Through this vulnerability connection and true empathy can be born.

The second point is for those of us who are trying to figure out how to support that person going through the struggle. We often times pull away because we don't want to say the wrong thing or we are struggling to really get it; to get what they are going through or feeling. But again, if we practice vulnerability, if we identify with the emotions underneath, we can pull from our empathic spirit.

But even more so, what if you just thought of that time when things didn't go the way you had hoped, dreamed or prayed for in your own life?

That time when you struggled.

Take a look back and remember those wrong turns, the lost dreams, the hurts, the disappointments and the struggles.

Is this really how you thought your life would turn out?

As a mental health therapist people often ask what my specialty is, in which case my response is typically, "I help people figure out how to be okay, better yet, how to be better than okay, when their lives have not turned out how they had hoped or dreamed."
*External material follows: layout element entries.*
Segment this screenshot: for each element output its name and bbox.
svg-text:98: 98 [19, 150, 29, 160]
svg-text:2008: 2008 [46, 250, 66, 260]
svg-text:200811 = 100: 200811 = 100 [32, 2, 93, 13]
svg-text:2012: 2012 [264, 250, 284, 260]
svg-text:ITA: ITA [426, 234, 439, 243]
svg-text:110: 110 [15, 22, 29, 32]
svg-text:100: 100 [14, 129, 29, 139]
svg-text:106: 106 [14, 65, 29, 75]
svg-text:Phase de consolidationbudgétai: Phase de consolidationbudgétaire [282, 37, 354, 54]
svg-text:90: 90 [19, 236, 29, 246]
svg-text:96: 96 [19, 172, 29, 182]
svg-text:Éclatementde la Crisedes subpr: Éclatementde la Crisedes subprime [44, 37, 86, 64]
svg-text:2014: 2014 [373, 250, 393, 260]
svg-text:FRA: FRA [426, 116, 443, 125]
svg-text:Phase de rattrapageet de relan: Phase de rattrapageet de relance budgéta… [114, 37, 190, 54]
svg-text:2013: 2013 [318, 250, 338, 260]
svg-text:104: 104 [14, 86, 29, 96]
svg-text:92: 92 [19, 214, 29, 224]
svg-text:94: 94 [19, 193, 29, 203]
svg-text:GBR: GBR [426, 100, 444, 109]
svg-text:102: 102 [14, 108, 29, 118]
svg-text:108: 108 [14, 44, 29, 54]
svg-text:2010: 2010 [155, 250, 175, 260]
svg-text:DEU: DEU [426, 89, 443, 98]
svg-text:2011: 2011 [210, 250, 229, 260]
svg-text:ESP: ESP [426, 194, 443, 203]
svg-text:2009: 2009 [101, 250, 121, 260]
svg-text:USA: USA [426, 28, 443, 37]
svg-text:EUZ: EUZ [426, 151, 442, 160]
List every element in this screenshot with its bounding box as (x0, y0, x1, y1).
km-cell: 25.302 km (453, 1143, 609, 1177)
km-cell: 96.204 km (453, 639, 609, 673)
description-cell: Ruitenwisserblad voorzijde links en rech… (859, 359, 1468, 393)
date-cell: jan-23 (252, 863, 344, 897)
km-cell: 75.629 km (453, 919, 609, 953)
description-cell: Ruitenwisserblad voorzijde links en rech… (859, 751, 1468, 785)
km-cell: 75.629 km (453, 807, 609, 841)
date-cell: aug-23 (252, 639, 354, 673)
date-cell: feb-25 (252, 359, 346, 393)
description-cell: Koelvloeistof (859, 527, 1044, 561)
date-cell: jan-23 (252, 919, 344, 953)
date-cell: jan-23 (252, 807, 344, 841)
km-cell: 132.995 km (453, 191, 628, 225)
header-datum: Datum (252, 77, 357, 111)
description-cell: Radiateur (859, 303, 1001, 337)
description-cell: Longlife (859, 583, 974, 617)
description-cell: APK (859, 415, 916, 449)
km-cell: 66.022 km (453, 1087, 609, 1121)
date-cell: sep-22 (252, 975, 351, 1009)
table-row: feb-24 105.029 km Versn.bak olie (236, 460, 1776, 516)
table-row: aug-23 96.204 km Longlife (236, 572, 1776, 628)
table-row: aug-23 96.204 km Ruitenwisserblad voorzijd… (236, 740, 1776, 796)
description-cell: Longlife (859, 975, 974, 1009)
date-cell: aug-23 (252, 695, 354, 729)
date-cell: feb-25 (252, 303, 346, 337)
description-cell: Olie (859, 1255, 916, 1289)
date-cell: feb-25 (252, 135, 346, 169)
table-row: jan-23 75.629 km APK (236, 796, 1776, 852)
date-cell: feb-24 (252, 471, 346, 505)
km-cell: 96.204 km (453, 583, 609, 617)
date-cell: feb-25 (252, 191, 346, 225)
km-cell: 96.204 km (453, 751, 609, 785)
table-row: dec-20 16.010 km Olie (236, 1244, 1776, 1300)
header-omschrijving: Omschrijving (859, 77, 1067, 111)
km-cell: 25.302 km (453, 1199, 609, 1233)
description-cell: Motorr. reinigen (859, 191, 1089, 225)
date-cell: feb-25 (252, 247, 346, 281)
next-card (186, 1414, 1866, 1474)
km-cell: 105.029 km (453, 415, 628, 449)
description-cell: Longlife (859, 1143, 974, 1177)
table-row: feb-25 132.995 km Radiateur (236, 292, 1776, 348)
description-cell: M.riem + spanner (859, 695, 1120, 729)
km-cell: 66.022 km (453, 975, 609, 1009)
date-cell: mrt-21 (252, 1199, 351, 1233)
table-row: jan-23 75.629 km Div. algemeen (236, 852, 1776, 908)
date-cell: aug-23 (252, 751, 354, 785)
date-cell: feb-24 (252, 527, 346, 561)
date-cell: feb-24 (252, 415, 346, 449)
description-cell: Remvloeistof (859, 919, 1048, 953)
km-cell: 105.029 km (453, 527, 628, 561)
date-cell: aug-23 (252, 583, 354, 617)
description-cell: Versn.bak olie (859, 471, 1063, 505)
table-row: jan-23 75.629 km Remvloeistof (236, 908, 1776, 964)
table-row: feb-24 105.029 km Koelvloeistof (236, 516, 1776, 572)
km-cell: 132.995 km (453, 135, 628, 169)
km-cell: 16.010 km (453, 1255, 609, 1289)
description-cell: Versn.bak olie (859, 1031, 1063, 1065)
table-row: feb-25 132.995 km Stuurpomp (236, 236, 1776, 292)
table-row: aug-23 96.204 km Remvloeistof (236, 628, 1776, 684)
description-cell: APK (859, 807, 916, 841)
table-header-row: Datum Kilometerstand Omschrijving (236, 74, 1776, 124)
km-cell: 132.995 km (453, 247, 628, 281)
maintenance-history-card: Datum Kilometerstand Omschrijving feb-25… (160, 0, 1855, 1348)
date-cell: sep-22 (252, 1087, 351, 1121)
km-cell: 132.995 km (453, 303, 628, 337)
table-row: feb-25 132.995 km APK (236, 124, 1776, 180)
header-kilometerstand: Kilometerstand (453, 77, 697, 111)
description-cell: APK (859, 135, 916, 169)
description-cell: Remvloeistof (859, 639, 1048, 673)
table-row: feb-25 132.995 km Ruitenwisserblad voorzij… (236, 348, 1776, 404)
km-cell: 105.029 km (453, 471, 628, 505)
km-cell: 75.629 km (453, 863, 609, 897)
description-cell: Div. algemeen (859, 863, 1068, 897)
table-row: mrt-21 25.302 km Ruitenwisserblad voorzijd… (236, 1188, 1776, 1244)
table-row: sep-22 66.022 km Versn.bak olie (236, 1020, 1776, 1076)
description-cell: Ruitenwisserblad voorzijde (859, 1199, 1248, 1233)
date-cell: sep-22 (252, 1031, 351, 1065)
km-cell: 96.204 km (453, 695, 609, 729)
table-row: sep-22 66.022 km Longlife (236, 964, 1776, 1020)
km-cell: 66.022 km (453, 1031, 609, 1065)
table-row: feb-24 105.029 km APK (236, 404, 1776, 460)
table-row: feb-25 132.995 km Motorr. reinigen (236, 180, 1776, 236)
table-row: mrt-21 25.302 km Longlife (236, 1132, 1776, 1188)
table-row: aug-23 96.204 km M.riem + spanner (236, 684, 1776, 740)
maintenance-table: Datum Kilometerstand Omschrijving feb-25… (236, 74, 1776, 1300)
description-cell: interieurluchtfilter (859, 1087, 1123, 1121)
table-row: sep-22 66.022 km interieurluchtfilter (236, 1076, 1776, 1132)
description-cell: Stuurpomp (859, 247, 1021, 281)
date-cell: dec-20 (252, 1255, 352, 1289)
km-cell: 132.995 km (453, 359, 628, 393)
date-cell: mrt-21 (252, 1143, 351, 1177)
And I think, this is probably all of us. Because really, whose life has turned out exactly as they had hoped and dreamed. And even if it has, I think it may be safe to say that you may changed, shifted or even let go of some dreams to make new ones.

And so, what if we pulled from this place when it came to practicing empathy for others? The place of;

  • I have no idea how I am going to get through this.
  • I have no idea who I will be on the other side of this.
  • I am so scared of the unknown.

Because in many ways, aren't these pretty universal thoughts as we all go through struggle?

I know it is difficult for you to understand my journey through infertility. Or how we know adoption is not right for our family. Or maybe you don't consider my losses true losses.

But I believe you can still practice empathy with me.

  1. Through identifying with the emotions underneath my experiences; loss, trauma, sadness, fear and active acceptance.
  2. But, also because you know what it is like to not get what you want or to have things turn out different than you had hoped for.

Sure, maybe I believe in people a bit too much, but this isn't changing any time soon. And so, what if we looked at each other from love and not fear, with the courage to feel emotion with one another and to pull from our own struggles?

Because then through our connection truth, healing and clarity can shine.